A protest blockade at the United States border in Coutts, Alta., Wednesday, Feb. 2, 2022. THE CANADIAN PRESS/Jeff McIntosh

A protest blockade at the United States border in Coutts, Alta., Wednesday, Feb. 2, 2022. THE CANADIAN PRESS/Jeff McIntosh

‘One side or the other’: Coutts, Alta. still a village divided after convoy blockade

Tensions remain in the community of 250

The sound of blaring horns that echoed through this village 10 months ago has been replaced by the steady hum of semi-trailer trucks filing through the border crossing between Alberta and the United States.

There is an undercurrent in the community of 250 people, belied by a smiley face on its water tower, that suggests an ongoing division dating back to three weeks in late January, when a convoy of truckers and their supporters shut the border in protest of COVID-19 restrictions.

There was hope that time and community events over the year would provide healing.

Keith Dangerfield, who operates the Hills of Home Cafe/Bed and Breakfast with his wife, was an avid supporter of the convoy.
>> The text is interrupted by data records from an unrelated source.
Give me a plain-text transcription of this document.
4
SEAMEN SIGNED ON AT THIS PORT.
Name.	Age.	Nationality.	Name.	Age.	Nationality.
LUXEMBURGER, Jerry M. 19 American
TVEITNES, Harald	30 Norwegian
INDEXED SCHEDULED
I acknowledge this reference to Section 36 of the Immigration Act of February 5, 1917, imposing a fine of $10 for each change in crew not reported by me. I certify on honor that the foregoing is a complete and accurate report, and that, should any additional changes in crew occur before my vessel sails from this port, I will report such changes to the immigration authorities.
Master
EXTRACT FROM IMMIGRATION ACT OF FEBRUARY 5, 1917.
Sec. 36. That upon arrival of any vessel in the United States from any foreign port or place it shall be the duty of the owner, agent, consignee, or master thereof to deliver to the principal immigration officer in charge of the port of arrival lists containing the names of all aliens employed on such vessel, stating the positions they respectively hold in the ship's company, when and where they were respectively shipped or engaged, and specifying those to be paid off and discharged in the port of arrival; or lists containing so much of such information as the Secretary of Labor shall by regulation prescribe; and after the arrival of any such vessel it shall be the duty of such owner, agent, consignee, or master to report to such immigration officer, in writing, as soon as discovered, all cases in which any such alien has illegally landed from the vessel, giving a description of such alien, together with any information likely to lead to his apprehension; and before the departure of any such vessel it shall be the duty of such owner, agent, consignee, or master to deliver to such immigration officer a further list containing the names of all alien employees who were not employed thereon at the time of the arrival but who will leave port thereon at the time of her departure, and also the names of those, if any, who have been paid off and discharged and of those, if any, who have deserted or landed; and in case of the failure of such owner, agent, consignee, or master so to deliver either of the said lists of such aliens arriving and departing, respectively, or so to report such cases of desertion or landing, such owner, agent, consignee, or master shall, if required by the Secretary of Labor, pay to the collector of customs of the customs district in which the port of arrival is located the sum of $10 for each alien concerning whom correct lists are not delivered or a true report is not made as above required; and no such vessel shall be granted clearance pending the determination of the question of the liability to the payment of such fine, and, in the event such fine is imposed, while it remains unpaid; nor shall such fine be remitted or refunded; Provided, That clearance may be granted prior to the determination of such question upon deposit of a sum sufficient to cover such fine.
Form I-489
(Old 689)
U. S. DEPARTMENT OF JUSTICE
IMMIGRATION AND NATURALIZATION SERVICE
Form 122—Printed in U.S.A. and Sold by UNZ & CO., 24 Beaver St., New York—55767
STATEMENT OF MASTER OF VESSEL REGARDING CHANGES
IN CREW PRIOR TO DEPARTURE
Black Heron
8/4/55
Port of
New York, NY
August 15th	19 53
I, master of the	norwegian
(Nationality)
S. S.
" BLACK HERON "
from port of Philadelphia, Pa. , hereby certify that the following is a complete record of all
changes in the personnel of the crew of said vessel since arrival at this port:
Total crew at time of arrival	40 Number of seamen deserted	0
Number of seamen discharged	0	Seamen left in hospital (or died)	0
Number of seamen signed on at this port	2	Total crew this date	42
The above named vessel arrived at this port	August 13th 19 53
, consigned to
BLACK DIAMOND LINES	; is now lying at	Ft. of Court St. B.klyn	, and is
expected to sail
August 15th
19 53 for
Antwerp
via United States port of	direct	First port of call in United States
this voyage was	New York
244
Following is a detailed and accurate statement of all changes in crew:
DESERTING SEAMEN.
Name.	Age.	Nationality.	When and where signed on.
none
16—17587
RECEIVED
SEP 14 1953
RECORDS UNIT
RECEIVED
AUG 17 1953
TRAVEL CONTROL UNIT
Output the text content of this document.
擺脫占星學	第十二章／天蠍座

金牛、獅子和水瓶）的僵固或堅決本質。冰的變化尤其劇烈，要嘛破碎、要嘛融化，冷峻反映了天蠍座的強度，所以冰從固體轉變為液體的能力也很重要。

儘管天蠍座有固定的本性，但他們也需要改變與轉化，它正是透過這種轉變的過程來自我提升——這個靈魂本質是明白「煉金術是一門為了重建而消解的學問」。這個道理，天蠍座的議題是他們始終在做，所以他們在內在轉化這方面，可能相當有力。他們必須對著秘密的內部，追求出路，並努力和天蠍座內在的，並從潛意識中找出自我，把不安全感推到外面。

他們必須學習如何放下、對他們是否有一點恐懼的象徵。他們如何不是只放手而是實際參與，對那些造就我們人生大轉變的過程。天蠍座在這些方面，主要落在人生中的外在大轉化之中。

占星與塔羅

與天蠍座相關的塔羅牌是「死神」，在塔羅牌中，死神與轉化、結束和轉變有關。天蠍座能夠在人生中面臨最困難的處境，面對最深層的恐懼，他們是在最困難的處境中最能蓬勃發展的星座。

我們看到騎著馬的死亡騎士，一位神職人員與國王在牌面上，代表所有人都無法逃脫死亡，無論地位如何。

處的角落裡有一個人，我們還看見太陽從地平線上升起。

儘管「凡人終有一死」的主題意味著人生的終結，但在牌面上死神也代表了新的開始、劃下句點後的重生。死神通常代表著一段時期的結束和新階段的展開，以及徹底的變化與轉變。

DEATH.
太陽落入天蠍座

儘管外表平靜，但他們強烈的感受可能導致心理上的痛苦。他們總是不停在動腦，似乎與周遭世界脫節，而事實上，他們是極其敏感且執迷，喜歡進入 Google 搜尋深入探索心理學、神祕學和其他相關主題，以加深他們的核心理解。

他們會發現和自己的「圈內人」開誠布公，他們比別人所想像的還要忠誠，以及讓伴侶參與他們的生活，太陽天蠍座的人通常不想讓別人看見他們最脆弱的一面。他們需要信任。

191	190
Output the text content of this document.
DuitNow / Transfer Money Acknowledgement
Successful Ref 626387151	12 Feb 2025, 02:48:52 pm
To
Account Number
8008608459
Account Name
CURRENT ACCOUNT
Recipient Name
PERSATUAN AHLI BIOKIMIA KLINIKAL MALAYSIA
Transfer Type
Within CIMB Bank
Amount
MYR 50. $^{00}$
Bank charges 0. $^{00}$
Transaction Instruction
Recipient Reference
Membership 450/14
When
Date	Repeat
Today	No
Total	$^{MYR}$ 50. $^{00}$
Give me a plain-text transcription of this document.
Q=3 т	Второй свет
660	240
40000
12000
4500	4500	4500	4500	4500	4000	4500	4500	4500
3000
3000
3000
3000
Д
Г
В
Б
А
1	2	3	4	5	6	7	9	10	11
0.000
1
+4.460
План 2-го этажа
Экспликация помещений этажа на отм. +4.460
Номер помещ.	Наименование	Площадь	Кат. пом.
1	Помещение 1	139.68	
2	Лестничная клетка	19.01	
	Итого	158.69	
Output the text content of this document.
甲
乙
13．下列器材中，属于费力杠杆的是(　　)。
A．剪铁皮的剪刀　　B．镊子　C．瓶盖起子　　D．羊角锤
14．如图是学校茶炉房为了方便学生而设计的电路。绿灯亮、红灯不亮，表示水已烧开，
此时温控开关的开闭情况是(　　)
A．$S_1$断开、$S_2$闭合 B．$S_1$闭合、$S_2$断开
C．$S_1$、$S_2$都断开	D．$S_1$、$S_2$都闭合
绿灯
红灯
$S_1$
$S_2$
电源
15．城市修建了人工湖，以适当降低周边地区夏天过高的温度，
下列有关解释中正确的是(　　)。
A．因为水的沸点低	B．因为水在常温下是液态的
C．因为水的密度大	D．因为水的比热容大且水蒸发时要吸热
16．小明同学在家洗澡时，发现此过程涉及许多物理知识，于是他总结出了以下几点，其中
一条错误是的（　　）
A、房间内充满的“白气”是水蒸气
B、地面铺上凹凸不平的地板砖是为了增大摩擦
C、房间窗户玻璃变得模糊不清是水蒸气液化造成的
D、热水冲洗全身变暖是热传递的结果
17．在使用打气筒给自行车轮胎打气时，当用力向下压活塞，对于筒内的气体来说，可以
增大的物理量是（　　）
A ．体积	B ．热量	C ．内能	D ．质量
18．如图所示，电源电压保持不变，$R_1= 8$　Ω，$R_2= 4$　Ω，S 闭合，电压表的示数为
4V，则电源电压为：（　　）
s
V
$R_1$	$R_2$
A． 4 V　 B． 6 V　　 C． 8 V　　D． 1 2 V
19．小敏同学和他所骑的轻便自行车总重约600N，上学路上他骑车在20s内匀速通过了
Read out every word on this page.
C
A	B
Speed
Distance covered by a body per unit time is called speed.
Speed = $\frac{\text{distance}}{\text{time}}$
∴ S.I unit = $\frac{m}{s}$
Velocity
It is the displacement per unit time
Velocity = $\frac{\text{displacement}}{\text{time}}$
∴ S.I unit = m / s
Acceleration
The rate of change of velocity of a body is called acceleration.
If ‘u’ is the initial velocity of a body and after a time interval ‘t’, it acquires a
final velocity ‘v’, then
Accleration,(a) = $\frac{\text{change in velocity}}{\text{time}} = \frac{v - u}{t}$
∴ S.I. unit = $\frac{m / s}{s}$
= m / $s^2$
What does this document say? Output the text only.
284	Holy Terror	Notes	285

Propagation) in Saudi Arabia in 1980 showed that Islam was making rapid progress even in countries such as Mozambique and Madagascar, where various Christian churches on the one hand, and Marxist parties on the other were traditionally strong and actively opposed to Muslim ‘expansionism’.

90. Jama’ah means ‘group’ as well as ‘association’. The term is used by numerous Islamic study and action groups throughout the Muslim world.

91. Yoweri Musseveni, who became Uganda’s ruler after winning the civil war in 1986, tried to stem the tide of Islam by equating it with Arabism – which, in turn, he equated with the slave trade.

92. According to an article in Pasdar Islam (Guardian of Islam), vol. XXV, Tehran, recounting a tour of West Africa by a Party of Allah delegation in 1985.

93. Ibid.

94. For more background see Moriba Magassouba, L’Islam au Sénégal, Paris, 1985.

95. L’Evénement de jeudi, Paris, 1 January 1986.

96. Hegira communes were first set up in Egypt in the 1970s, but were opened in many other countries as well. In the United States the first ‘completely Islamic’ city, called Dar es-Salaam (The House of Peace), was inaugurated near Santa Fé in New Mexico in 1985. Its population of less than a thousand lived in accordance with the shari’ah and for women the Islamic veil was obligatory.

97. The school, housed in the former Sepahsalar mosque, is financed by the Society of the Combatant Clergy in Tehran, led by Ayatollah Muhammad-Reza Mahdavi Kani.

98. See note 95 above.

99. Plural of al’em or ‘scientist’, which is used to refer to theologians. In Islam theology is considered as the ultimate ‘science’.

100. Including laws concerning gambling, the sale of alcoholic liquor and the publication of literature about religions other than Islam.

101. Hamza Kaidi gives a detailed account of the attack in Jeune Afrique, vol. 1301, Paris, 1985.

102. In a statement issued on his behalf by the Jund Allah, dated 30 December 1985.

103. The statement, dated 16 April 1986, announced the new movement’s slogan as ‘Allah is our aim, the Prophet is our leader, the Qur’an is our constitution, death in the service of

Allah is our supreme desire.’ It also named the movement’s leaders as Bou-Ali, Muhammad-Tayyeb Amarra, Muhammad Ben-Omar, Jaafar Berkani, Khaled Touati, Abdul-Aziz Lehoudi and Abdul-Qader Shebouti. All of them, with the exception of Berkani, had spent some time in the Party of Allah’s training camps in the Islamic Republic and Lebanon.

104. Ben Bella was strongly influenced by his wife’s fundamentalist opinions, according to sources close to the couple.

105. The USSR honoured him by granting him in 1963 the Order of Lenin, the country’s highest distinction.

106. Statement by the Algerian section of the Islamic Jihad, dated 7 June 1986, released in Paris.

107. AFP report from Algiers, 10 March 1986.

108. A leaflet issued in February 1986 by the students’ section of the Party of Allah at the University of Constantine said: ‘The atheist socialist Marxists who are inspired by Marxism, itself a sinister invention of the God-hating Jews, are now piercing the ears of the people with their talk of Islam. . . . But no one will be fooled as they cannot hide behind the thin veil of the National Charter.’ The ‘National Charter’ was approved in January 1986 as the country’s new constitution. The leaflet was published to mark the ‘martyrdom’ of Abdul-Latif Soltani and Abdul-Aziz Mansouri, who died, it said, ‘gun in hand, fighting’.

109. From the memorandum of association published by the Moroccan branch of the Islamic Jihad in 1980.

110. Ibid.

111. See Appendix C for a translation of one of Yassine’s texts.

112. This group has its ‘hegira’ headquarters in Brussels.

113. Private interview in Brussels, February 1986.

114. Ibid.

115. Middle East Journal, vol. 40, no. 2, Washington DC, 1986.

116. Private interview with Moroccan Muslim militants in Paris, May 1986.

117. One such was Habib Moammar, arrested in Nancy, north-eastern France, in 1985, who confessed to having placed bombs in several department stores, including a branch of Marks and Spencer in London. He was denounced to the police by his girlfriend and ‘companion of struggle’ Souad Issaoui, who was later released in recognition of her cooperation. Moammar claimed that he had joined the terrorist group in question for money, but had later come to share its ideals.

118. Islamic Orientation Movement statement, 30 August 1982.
His restaurant became a regular gathering spot.

“It’s gotten worse. They don’t come to our restaurant,” said Dangerfield, gesturing at the mostly empty cafe behind him.

“There is a real hard line. I think the people who were in the middle of the road and had no decision, they’ve come down on the other side. It’s one side or the other.”

Betty Ostby has lived in Coutts her entire life and knows almost everyone there.

“It’s not like that in the city,” Ostby said.

“It’s always been a friendly community. The biggest fight we had was with the government over losing our school.”

Dangerfield said he doesn’t have any solutions on how to mend the rift, but hopes with more time things will improve.

“Because people can’t hate for that long,” he said.

Mayor Jim Willett’s home looks out on where the highway was blocked. He said things are far from normal.

“There’s that undercurrent of ‘you’re on that side and I’m on this side’ still. And the people who had their opinions about vaccinations and whether it’s right or wrong … they’re still there and they still have the same views,” he said.

“Where I used to be able to walk down the street and wave to everybody and they’d wave back, now I don’t get all the waves I used to get. I’m not going to go out of my way to corner them somewhere and say, ‘What the hell’s going on here?”

Willett, who has referred to some of the protesters as “domestic terrorists,” joked he will be taking a month’s vacation and leaving the country if there’s a Convoy 2.0.

He said Coutts is a nice, small community with friendships and family relations that go back forever.

“We’re doing what we can to make it better. If we could put a sign at the entrance (saying) ‘check your politics here,’ like they used to do with the guns at the old saloons, it would be a great place,” Willett chuckled.

“Just forget about that stuff and let’s get down to living our lives and enjoy what God has given us here.”

A trial before a judge and jury has been scheduled for next year for four men charged with conspiracy to commit murder at the blockade.

Chris Carbert, Chris Lysak, Anthony Olienick and Jerry Morin were charged in February after RCMP found a cache of guns, body armour and ammunition in trailers. Police have alleged a group at the protest was willing to use force against officers if the blockade was disrupted and described the threat as “very serious.”

Marco Van Huigenbos — a town councillor in Fort Macleod, about 150 kilometres northwest of Coutts — was an organizer of the convoy and has been charged with mischief over $5,000.

In an interview with The Canadian Press, Van Huigenbos said he has zero regrets.

“There is no reward for standing up, but we have to stand up for ourselves, for our kids,” he said.

“It woke up the province, the country … it gave people hope. Giving people hope is always worth it.”

Van Huigenbos said he understands the protest may not have been supported by everyone in Coutts.

The director of the Prentice Institute for Global Population and Economy at the University of Lethbridge said memories are long in rural communities and it doesn’t take much to expose the fragility of some relationships.

“Splits can happen within a community and you do see increasingly it’s ‘for or against, with us or against us.’ It’s very tough to recover from those kind of splits,” said Lars Hallstrom, a political scientist with an expertise in rural issues.

Hallstrom said a solution would be for residents to accept each other’s differences, but that can be difficult as people become firmly entrenched in their views.

“People tend to gravitate to and spend time with people they agree with and they continue to hear things they agree with and social media has this amplifying effect,” said Hallstrom.

“There’s a lot of tension even within families and we ‘just don’t talk about it’ doesn’t always fly anymore.”